Howards End
Not the show. The novel, first published in 1910 by E.M. Forster.
Not merely another Downton Abbey (not that it could be, preceding Downton by a hundred years), nor is it merely a work of fiction. No, it is a masterpiece of Philosophical, Humanist, and Existential fiction.
Weaved throughout the story, Forster works in his philosophy as the thoughts of his characters.
Below are a collection of my favorite quotes, presented in order of appearance in the novel, without further comment.
One is certain of nothing but the truth of one's own emotions.
It is pleasant to analyze feelings while they are still only feelings, and unembodied in the social fabric.
Personal relations are the important thing for ever and ever, and not this outer life of telegrams and anger.
The building of the rainbow bridge that should connect the prose in us with the passion. Without it we are meaningless fragments, half monks, half beasts, unconnected arches that have never joined into a man.
She would only point out the salvation that was latent in his own soul, and in the soul of every man.
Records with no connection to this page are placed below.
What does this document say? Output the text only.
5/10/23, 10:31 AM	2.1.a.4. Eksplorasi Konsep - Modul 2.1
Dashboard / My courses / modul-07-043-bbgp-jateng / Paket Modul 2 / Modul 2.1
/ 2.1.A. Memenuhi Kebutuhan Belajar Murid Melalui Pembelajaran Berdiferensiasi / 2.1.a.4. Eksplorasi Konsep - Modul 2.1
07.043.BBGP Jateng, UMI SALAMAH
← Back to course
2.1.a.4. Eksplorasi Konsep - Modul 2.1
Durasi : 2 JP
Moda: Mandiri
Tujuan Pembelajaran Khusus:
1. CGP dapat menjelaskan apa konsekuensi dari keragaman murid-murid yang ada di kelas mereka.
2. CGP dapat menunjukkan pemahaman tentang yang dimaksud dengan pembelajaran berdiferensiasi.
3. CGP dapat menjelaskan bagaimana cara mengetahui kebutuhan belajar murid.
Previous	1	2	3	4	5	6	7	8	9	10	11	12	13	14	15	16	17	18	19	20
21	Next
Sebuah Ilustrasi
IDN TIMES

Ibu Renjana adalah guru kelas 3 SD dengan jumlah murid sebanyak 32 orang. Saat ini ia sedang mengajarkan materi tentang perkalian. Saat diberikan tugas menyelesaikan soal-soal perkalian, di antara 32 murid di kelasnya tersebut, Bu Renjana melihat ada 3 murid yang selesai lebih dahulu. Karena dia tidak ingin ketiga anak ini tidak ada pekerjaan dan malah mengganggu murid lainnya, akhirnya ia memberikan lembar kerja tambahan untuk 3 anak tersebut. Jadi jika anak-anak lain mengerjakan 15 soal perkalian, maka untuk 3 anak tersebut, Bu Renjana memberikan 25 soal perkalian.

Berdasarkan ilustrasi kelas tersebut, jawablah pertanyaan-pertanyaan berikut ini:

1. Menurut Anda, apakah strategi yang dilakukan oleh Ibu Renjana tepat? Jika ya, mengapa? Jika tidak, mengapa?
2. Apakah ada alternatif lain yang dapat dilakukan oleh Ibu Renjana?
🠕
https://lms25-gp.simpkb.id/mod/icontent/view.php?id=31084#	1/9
Only connect! That was the whole of her sermon. Only connect the prose and the passion, and both will be exalted, and human love will be seen at its height. Live in fragments no longer. Only connect, and the beast and the monk, robbed of the isolation that is life to either, will die.
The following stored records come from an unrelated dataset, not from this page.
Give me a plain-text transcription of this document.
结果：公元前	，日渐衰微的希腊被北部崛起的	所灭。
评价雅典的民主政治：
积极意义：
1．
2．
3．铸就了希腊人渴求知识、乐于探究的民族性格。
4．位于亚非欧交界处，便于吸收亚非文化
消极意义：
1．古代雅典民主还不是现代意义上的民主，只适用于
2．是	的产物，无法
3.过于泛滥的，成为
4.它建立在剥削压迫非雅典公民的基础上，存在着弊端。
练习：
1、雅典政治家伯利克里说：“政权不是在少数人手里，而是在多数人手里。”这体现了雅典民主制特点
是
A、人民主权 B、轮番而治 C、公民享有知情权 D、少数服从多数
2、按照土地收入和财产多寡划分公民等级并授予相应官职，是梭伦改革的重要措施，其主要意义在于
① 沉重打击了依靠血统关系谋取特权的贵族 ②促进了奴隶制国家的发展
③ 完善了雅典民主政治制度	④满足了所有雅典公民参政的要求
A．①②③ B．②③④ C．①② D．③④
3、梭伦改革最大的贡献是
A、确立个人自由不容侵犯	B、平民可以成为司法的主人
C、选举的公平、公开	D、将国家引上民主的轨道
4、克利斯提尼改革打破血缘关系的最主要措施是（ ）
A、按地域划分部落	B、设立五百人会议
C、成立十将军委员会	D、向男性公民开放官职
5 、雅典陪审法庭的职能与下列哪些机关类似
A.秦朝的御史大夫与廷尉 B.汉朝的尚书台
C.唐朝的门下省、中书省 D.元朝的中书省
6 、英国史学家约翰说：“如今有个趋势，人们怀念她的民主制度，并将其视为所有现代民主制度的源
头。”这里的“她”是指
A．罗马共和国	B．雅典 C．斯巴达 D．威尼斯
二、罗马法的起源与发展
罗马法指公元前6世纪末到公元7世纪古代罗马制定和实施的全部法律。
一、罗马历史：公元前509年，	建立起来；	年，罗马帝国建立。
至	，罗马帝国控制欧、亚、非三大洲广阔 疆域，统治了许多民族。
I don't like those men. They are scientific themselves, and talk of the survival of the fittest, and cut down the salaries of their clerks, and stunt the independence of all who may menace their comfort, but yet they believe that somehow good — it is always that sloppy 'somehow'— will be the outcome, and that in some mystical way the Mr. Basts of the future will benefit I because the Mr. Basts of today are in pain.
She felt that there was something a little unbalanced in the mind that so readily shreds the visible. The business man who assumes that this life is everything, and the mystic who asserts that it is nothing, fail, on this side and on that, to hit the truth. "Yes, I see, dear; it's about halfway between", Aunt Juley had hazarded in earlier years. No; truth, being alive, was not halfway between anything. It was only to be found by continuous excursions into either realm, and though proportion is the final secret, to espouse it at the out set is to insure sterility.
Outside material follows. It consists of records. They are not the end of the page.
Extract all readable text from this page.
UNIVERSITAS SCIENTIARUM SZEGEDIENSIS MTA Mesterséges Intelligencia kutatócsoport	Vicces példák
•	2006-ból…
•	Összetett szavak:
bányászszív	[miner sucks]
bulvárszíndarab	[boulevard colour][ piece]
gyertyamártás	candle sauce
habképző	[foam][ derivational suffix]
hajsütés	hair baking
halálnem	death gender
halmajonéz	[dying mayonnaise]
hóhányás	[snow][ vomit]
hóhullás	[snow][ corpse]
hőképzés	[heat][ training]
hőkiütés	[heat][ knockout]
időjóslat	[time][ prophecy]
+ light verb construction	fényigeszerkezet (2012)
She remembered again that ten square miles are not ten times as wonderful as one square mile, that a thousand square miles are not practically the same as heaven.
She forgot the luggage and the motor-cars, and the hurrying men who know so much and connect so little.
Now she never forgot any one for whom she had once cared; she connected, though the connection might be bitter
"I never got on to Nietzsche," he said. "But I always understood that those supermen were rather what you may call egoists." "Oh, no, that's wrong," replied Helen. "No superman ever said 'I want,' because 'I want' must lead to the question, 'Who am I?' and so to Pity and to Justice. He only says 'want.' 'Want Europe,' if he's Napoleon; 'want wives,' if he's Bluebeard: 'want Botticelli,' if he's Pierpoint Morgan. Never the 'I'; and if you could pierce through him, you'd find panic and emptiness in the middle."
I love Death — not morbidly, but because He explains. He shows me the emptiness of Money. Death and Money are the eternal foes. Not Death and Life.
Death destroys a man: the idea of Death saves him.
England still waits for the supreme moment of her literature — for the great poet who shall voice her, or, better still, for the thousand little poets whose voices shall pass into our common talk.
Some day! Tcha! tcha! Don't talk about some day. You are living here now.
Confronted again by the senselessness of Death One death may explain itself, but it throws no light upon another: the groping inquiry must begin anew. Preachers or scientists may generalize, but we know that no generality is possible about those whom we love; not one heaven awaits them, not even one oblivion.
It is odd and sad that our minds should be such seed-beds, and we without power to choose the seed. But man is an odd, sad creature as yet, intent on pilfering the earth, and heedless of the growths within himself. He cannot be bored about psychology. He leaves it to the specialist, which is as if he should leave his dinner to be eaten by a steam-engine. He cannot be bothered to digest his own soul.
It is those that cannot connect who hasten to cast the first stone.
Remorse is not among the eternal verities, The Greeks were right to dethrone her. Her action is too capricious, as though the Erinyes selected for punishment only certain men and certain sins. And of all means to regeneration Remorse is surely the most wasteful. It cuts away healthy tissues with the poisoned. It is a knife that probes far deeper than the evil.
He has worked very hard all his life, and noticed nothing. Those are the people who collapse when they do notice a thing.